Q: You mentioned to the press a few days ago that you had taken this role as a great opportunity to explore the way in which you are often represented, the clichés, the ideas that people have about you as a public figure.

SH: It’s a way to laugh at yourself and it gives you a lot of freedom to exaggerate yourself and not care. Having a character do things that maybe you don’t and you can’t even think about because you’d be ashamed of yourself. Being able to have the freedom to go there and be a terrible person and laugh about it too is a once in a lifetime opportunity if you’re lucky.

Q: One theme that “Joan is horrible” touches on in particular is this fear of how much our apps and our devices know about us, how much information we unknowingly give them.

SH: And how they spy on us! It is not that we give them, but that they spy on us.

Q: Is it a fear with which you feel identified?

AM: Hundred percent; Sometimes I feel crazy about conspiracy theories, I think “our phones listen to us, everyone listens to us”, but I think that indeed our phones are listening to us.

The gigantic and super fast advances that there are now with artificial intelligence is something that terrifies me a lot, because we do not know what we are doing. It’s scary to be playing with something so powerful without knowing for sure what its true capabilities are.

SH: What annoys me is how much intelligence is going into spying on us, recreating ourselves so they don’t need us anymore, and they still haven’t discovered a cure for cancer, and they still haven’t discovered a pill so you don’t get gray hair (laughs). Everything is going towards a technology that solves our need to escape from ourselves and to escape from our lives. And it is because of that part of us that tries to go to the other side that we can be so easily manipulated.

Q: “Black Mirror” returns several years later, after the pandemic. Do you think that after the whole world lived through a dystopian scenario for a couple of years, the series will be received in a different way? That the public has a higher level of understanding of the topics of this program?

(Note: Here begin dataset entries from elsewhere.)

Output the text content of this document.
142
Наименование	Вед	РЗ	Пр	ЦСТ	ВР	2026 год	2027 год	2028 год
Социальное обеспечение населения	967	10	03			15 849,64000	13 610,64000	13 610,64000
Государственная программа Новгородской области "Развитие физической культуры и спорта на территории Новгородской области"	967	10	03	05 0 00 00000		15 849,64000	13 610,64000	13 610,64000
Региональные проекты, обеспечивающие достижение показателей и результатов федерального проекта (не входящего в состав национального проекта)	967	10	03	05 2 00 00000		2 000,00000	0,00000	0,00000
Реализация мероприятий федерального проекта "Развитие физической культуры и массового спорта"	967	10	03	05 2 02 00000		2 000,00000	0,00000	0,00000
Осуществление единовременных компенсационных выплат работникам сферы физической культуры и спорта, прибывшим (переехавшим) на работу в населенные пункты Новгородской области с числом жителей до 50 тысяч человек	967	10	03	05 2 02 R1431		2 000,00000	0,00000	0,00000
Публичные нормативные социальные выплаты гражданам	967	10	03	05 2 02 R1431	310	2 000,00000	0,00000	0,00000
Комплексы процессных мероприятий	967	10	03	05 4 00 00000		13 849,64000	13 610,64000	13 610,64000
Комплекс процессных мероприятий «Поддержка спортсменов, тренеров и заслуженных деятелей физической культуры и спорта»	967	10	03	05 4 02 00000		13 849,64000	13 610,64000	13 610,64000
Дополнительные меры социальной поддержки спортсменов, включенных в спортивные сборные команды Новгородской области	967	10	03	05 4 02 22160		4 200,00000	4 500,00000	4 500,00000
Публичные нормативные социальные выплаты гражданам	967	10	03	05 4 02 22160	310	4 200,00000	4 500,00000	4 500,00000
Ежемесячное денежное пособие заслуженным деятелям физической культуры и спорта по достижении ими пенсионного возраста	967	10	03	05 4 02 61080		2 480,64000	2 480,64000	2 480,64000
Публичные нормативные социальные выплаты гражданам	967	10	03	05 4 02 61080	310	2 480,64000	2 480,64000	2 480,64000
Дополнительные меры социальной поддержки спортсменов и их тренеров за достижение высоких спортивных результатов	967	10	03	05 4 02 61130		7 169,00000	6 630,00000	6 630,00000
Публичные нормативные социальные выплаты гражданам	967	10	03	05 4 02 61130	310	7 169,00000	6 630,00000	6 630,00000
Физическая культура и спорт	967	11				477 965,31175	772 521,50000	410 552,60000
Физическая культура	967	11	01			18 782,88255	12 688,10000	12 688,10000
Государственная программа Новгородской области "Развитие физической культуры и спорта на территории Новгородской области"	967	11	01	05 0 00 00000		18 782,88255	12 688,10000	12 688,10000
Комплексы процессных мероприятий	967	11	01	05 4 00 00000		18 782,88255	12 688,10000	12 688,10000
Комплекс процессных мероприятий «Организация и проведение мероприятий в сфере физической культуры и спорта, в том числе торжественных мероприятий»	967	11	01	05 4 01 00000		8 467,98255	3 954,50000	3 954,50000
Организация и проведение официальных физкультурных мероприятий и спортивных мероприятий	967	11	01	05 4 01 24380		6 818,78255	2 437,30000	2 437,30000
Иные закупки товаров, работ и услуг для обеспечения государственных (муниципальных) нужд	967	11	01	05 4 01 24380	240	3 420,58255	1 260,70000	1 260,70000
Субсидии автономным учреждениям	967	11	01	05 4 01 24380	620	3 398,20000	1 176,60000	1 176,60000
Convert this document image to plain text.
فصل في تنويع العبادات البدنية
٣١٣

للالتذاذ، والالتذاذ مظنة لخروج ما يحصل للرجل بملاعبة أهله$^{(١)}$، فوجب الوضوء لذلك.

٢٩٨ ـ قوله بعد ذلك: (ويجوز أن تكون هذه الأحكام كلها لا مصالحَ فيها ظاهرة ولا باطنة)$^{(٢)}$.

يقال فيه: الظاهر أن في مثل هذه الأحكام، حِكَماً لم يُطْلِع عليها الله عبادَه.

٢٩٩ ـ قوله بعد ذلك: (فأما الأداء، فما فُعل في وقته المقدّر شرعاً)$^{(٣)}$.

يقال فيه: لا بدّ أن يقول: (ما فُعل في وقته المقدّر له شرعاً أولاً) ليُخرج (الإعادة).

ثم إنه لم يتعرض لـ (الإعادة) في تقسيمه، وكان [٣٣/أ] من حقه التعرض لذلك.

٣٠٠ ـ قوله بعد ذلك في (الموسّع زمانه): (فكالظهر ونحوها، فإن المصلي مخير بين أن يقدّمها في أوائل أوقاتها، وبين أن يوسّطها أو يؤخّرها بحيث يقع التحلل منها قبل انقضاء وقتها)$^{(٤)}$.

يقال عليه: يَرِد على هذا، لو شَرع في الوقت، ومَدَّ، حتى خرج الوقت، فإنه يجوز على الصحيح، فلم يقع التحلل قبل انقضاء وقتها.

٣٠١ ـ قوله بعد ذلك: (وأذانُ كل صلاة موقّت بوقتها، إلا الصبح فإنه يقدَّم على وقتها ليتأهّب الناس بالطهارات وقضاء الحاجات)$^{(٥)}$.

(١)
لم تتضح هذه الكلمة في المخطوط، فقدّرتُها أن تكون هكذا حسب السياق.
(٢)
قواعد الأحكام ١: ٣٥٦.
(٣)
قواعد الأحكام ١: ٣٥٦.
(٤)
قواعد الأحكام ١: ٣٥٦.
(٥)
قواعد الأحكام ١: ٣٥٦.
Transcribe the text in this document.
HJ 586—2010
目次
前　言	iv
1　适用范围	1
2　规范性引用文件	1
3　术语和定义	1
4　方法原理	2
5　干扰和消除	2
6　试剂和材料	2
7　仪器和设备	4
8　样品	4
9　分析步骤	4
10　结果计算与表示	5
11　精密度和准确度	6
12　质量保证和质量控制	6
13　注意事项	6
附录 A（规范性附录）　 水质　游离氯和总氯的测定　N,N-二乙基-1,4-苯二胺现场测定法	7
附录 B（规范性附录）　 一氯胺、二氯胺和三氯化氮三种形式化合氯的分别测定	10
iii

AM: I’m very proud of our episode and excited to see the whole season, but my only concern is that after the last few years we’ve had people say “I don’t want this”, that they don’t want to continue living this kind of dystopian society that Charlie Brooker created as a fiction a few years ago but it is becoming more and more a reality.

SH: It’s getting scarier. But, for example, we had a performance with an audience and the reaction was the best I’ve ever had in my life: how they laughed, how they shouted, they were completely involved and they gave us a very long standing ovation, practically like in Cannes, and that we didn’t expect it.